Alexander Mihailovich Zamorzaev (Александр Михайлович Заморзаев; 27 January 1927 – 1 November 1997) was a Soviet mathematician and crystallographer. In 1953 Zamorzaev was the first to derive the complete list of magnetic space groups (Shubnikov groups). In 1957 Zamorzaev founded the field of generalised antisymmetry by introducing the concept of more than one kind of two-valued antisymmetry operation (multiple antisymmetry).

==Life==

===Career===

Zamorzaev was born on 23 January 1927 in Leningrad. In 1953 at the University of Leningrad, under the supervision of A.D. Aleksandrov, he gained the M.A. degree with the dissertation Generalization of Fedorov groups, in which he developed the general theory of antisymmetry. In this work he derived for the first time the 1651 antisymmetry space groups, and named them "Shubnikov groups", after A.V. Shubnikov the pioneer of antisymmetry.

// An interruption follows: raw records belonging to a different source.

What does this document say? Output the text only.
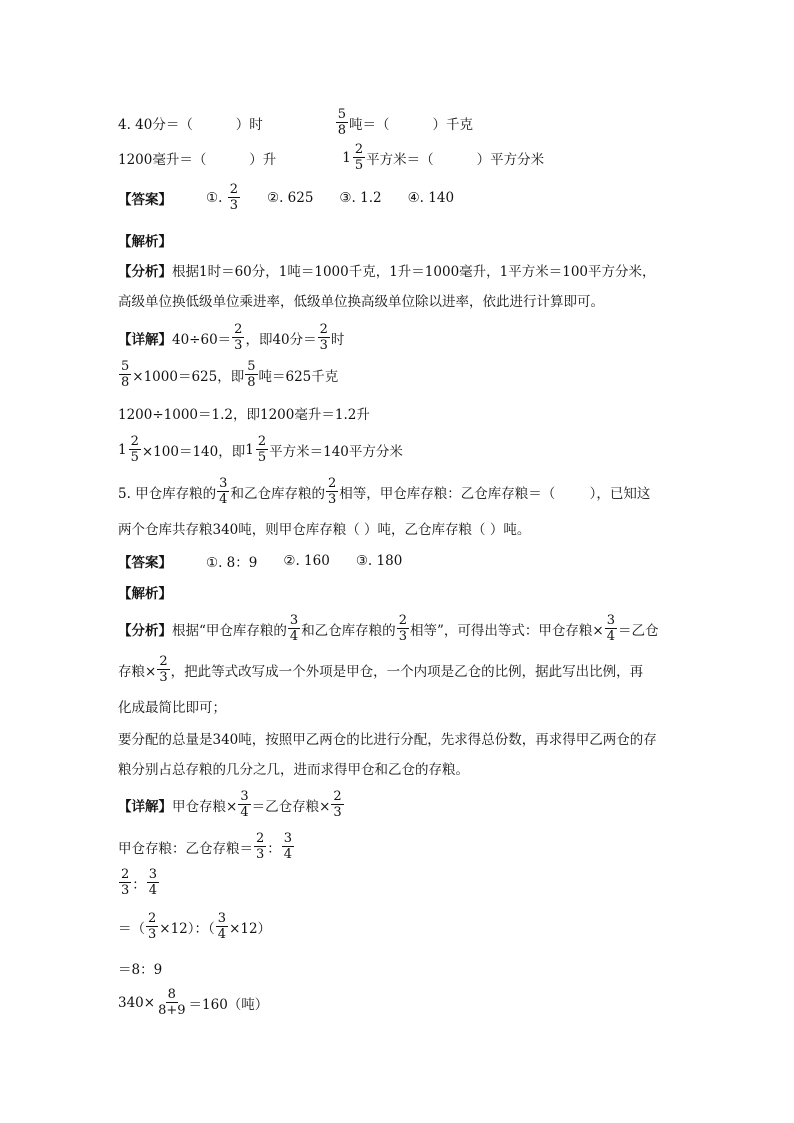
4. 40分＝（          ）时	$\frac{5}{8}$ 吨＝（          ）千克
1200毫升＝（          ）升	$1 \frac{2}{5}$ 平方米＝（          ）平方分米
【答案】	①. $\frac{2}{3}$ ②. 625 ③. 1.2 ④. 140
【解析】
【分析】 根据1时＝60分，1吨＝1000千克，1升＝1000毫升，1平方米＝100平方分米，
高级单位换低级单位乘进率，低级单位换高级单位除以进率，依此进行计算即可。
【详解】 $40\div 60= \frac{2}{3}$ ，即40分＝ $\frac{2}{3}$ 时
$\frac{5}{8} \times 1000=625$，即 $\frac{5}{8}$ 吨＝625千克
1200÷1000＝1.2，即1200毫升＝1.2升
$1 \frac{2}{5} \times 100=140$，即 $1 \frac{2}{5}$ 平方米＝140平方分米
5. 甲仓库存粮的 $\frac{3}{4}$ 和乙仓库存粮的 $\frac{2}{3}$ 相等，甲仓库存粮：乙仓库存粮＝（        ），已知这
两个仓库共存粮340吨，则甲仓库存粮（ ）吨，乙仓库存粮（ ）吨。
【答案】	①. 8：9 ②. 160 ③. 180
【解析】
【分析】 根据“甲仓库存粮的 $\frac{3}{4}$ 和乙仓库存粮的 $\frac{2}{3}$ 相等”，可得出等式：甲仓存粮× $\frac{3}{4}$ ＝乙仓
存粮× $\frac{2}{3}$ ，把此等式改写成一个外项是甲仓，一个内项是乙仓的比例，据此写出比例，再
化成最简比即可；
要分配的总量是340吨，按照甲乙两仓的比进行分配，先求得总份数，再求得甲乙两仓的存
粮分别占总存粮的几分之几，进而求得甲仓和乙仓的存粮。
【详解】 甲仓存粮× $\frac{3}{4}$ ＝乙仓存粮× $\frac{2}{3}$
甲仓存粮：乙仓存粮＝ $\frac{2}{3}$ ： $\frac{3}{4}$
$\frac{2}{3}$ ： $\frac{3}{4}$
＝（ $\frac{2}{3} \times 12$）：（ $\frac{3}{4} \times 12$）
＝8：9
$340\times \frac{8}{8+9} =160$（吨）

In 1953 he became a mathematics lecturer at the newly opened University of Kishinev (Chișinău). Besides teaching the regular mathematics curriculum, and supervising graduate students, Zamorzaev devised and taught new courses in the areas of discrete geometry, theoretical crystallography, and antisymmetry and its generalisations.

In 1971 he gained his doctoral degree with a thesis entitled Theory of Antisymmetry and its Different Generalizations. The thesis was based on his new theories of geometry and mathematical crystallography, 1) multiple antisymmetry; 2) similarity and conformal symmetry; and 3) P-symmetry, including generalisations of A. V. Shubnikov's antisymmetry and N. V. Belov's color symmetry.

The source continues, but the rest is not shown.